7. “D'altra parte, l'uomo non può neanche vivere esclusivamente nell'amore oblativo, discendente.
Non può sempre soltanto donare, deve anche ricevere. Chi vuol donare amore, deve egli stesso
riceverlo in dono. Certo, l'uomo può - come ci dice il Signore - diventare sorgente dalla quale
sgorgano fiumi di acqua viva (cfr Gv 7, 37-38). Ma per divenire una tale sorgente, egli stesso deve
bere, sempre di nuovo, a quella prima, originaria sorgente che è Gesù Cristo, dal cui cuore trafitto
scaturisce l'amore di Dio (cfr Gv 19, 34)”. …
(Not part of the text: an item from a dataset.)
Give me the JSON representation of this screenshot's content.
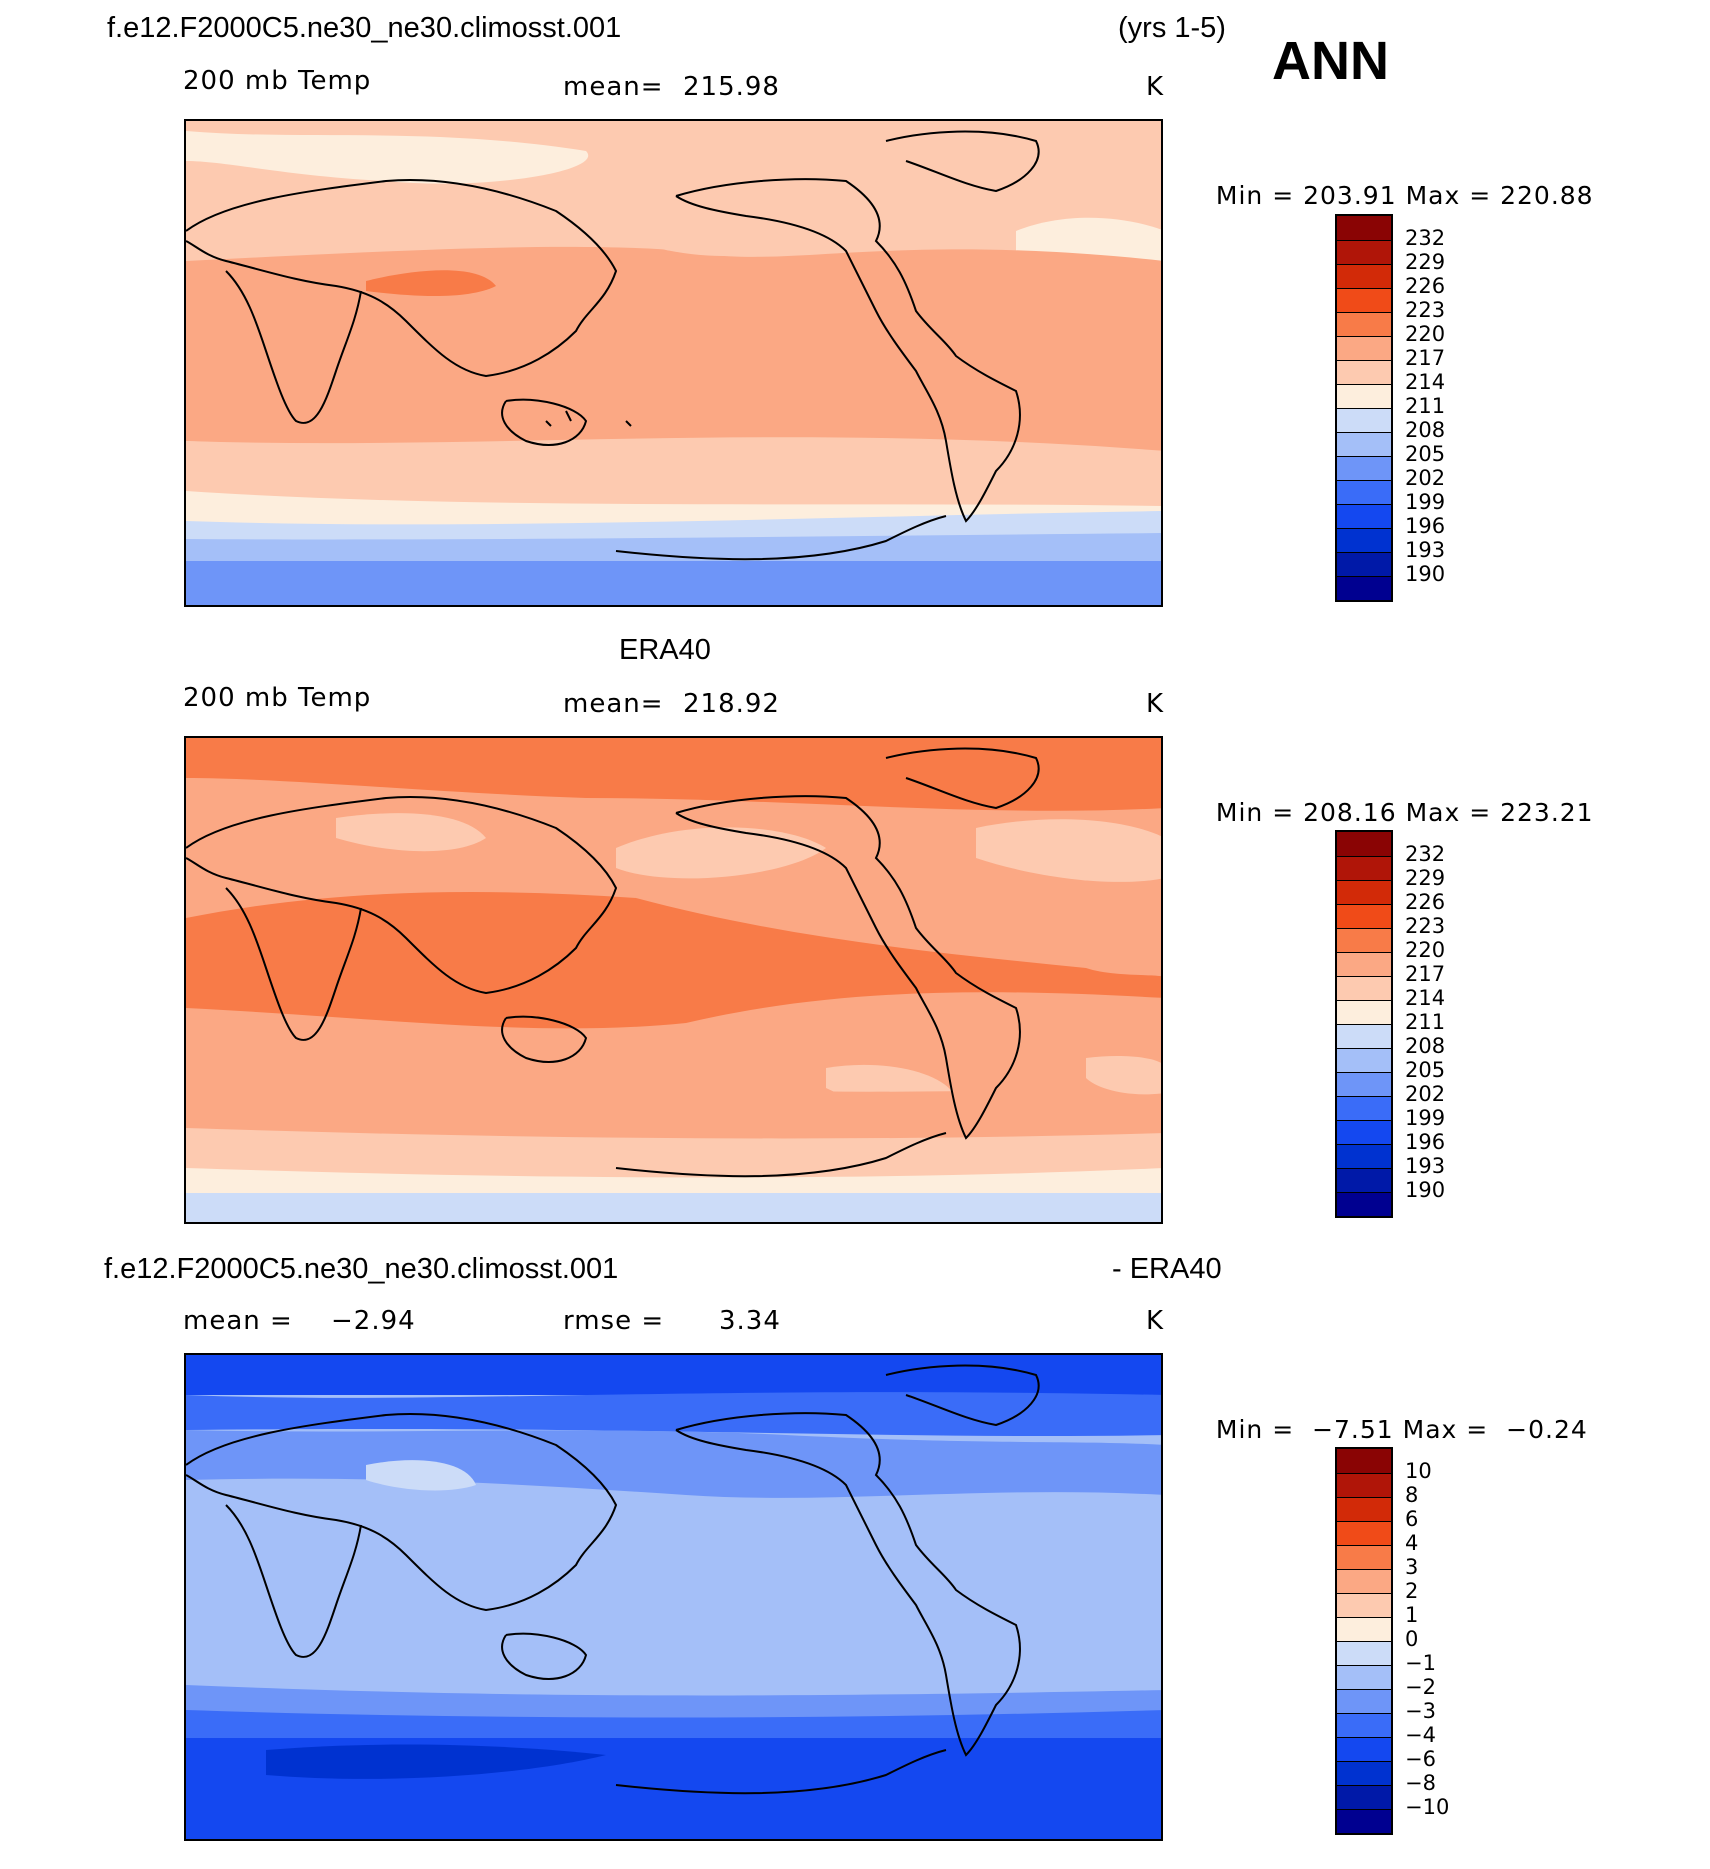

19. «Se vedi la carità, vedi la Trinità» scriveva sant'Agostino. Nelle riflessioni che precedono,
abbiamo potuto fissare il nostro sguardo sul Trafitto (cfr Gv 19, 37; Zc 12, 10), riconoscendo il
disegno del Padre che, mosso dall'amore (cfr Gv 3, 16), ha inviato il Figlio unigenito nel mondo per
redimere l'uomo. Morendo sulla croce, Gesù - come riferisce l'evangelista - «emise lo spirito» (cfr
Gv 19, 30), preludio di quel dono dello Spirito Santo che Egli avrebbe realizzato dopo la
risurrezione (cfr Gv 20, 22). Si sarebbe attuata così la promessa dei «fiumi di acqua viva» che,
grazie all'effusione dello Spirito, sarebbero sgorgati dal cuore dei credenti (cfr Gv 7, 38-39). Lo
Spirito, infatti, è quella potenza interiore che armonizza il loro cuore col Cuore di Cristo e li muove
ad amare i fratelli come li ha amati Lui, quando si è curvato a lavare i piedi dei discepoli (cfr Gv 13,
1-13) e soprattutto quando ha donato la sua vita per tutti (cfr Gv 13, 1; 15, 13).
Lo Spirito è anche forza che trasforma il cuore della Comunità ecclesiale, affinché sia nel mondo
testimone dell'amore del Padre, che vuole fare dell'umanità, nel suo Figlio, un'unica famiglia.